Scientists have developed a wearable device that can generate energy from the swing of an arm, paving the way for personal health monitoring systems that do not need traditional batteries. "The devices we make using our optimised materials run somewhere between five and 50 times better than anything else that's been reported," said Susan Trolier-McKinstry, from Pennsylvania State University in the US. Energy-harvesting devices are in high demand to power the millions of devices that make up the internet of things.
By providing continuous power to a rechargeable battery or supercapacitor, energy harvesters can reduce the labour cost of changing out batteries when they fail and keep dead batteries out of landfills.

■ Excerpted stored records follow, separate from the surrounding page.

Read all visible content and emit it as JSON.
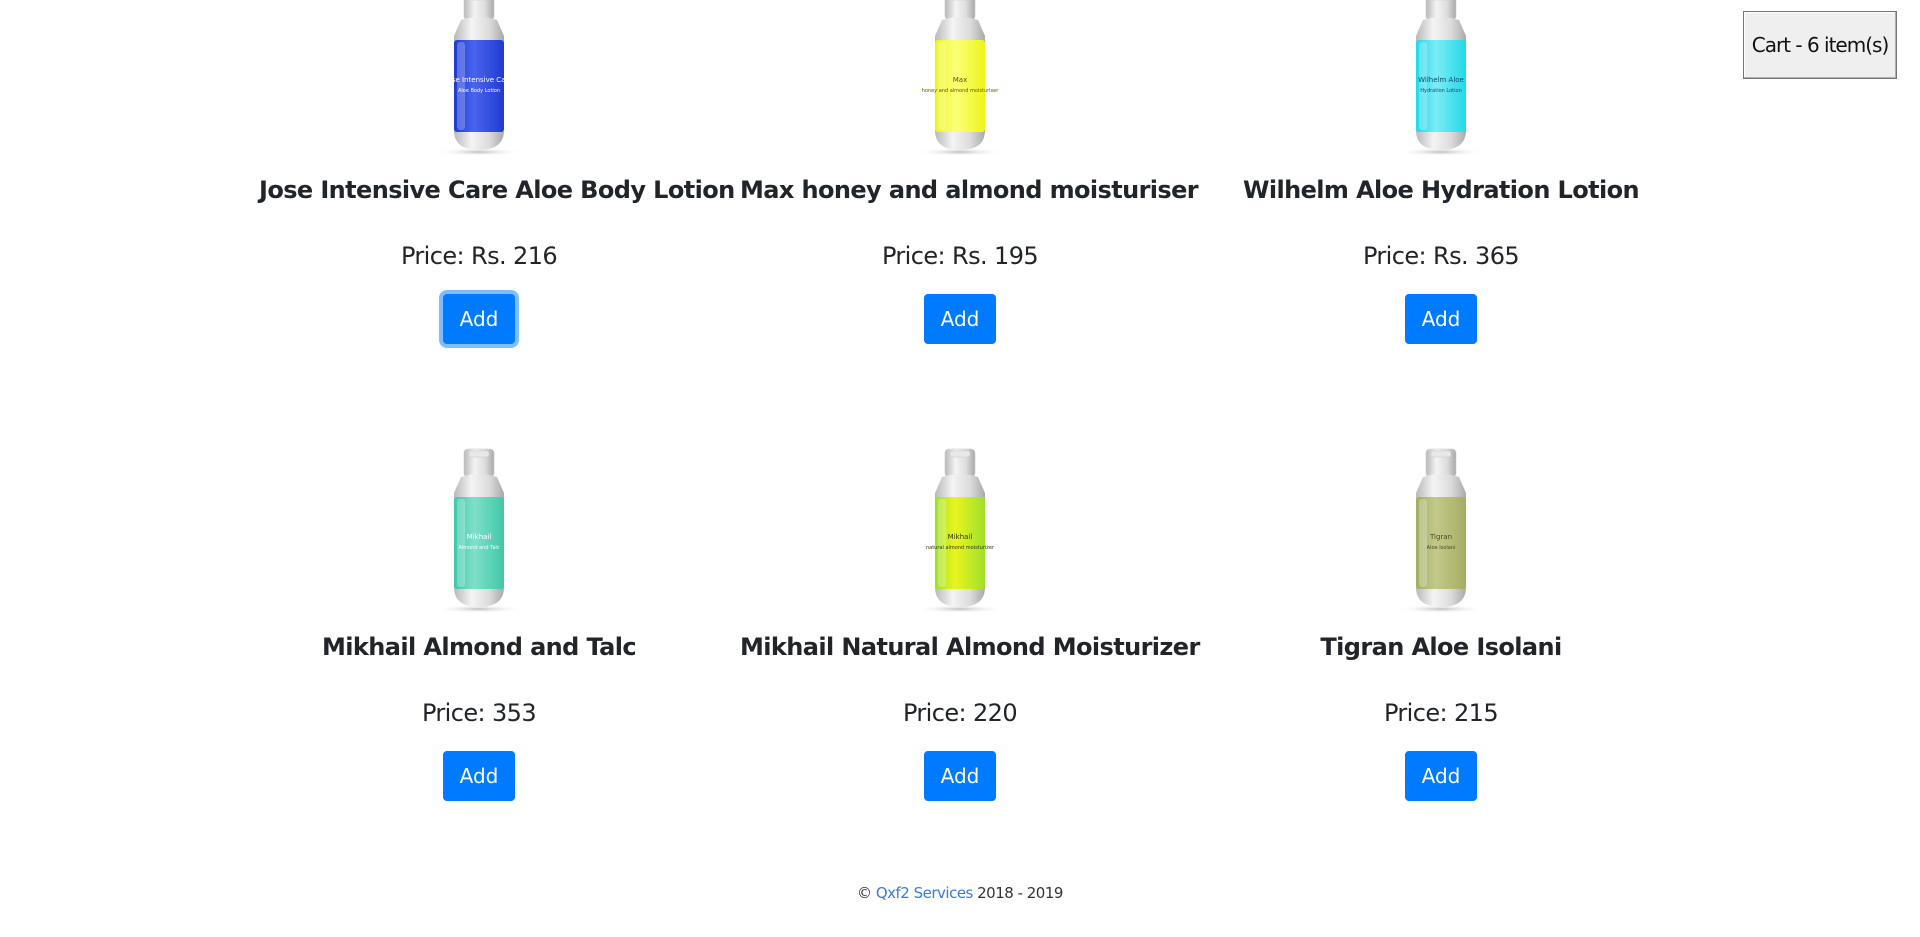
{
  "cart": {
    "label": "Cart - 6 item(s)"
  },
  "products": [
    {
      "name": "Jose Intensive Care Aloe Body Lotion",
      "price": "Price: Rs. 216",
      "button": "Add",
      "bottle_color": "#1f3bd0",
      "bottle_highlight": "#4a64ef",
      "label_lines": [
        "Jose Intensive Care",
        "Aloe Body Lotion"
      ],
      "label_color": "#ffffff"
    },
    {
      "name": "Max honey and almond moisturiser",
      "price": "Price: Rs. 195",
      "button": "Add",
      "bottle_color": "#eef51a",
      "bottle_highlight": "#fbff7a",
      "label_lines": [
        "Max",
        "honey and almond moisturiser"
      ],
      "label_color": "#5a5a00"
    },
    {
      "name": "Wilhelm Aloe Hydration Lotion",
      "price": "Price: Rs. 365",
      "button": "Add",
      "bottle_color": "#22d8e8",
      "bottle_highlight": "#7cecf5",
      "label_lines": [
        "Wilhelm Aloe",
        "Hydration Lotion"
      ],
      "label_color": "#0b4d6b"
    },
    {
      "name": "Mikhail Almond and Talc",
      "price": "Price: 353",
      "button": "Add",
      "bottle_color": "#3fc8a8",
      "bottle_highlight": "#7fe0c8",
      "label_lines": [
        "Mikhail",
        "Almond and Talc"
      ],
      "label_color": "#ffffff"
    },
    {
      "name": "Mikhail Natural Almond Moisturizer",
      "price": "Price: 220",
      "button": "Add",
      "bottle_color": "#9ee02a",
      "bottle_highlight": "#e9f51e",
      "label_lines": [
        "Mikhail",
        "natural almond moisturizer"
      ],
      "label_color": "#2a3a10"
    },
    {
      "name": "Tigran Aloe Isolani",
      "price": "Price: 215",
      "button": "Add",
      "bottle_color": "#a4ad62",
      "bottle_highlight": "#c3c98a",
      "label_lines": [
        "Tigran",
        "Aloe Isolani"
      ],
      "label_color": "#4a4a2a"
    }
  ],
  "footer": {
    "prefix": "© ",
    "link": "Qxf2 Services",
    "suffix": " 2018 - 2019"
  },
  "colors": {
    "primary": "#007bff",
    "link": "#3a7bd5"
  }
}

Certain crystals can produce an electric current when compressed or they can change shape when an electric charge is applied. This piezoelectric effect is used in ultrasound and sonar devices, as well as energy harvesting.
Researchers used a well-known piezoelectric material, PZT, and coated it on both sides of a flexible metal foil to a thickness four or five times greater than in previous devices.
Greater volume of the active material equates to generation of more power. By orienting the film's crystal structure to optimise polarisation, the performance -- known as the figure of merit -- of energy harvesting was increased.
The compressive stresses that are created in the film as it is grown on the flexible metal foils also means that the PZT films can sustain high strains without cracking, making for more robust devices.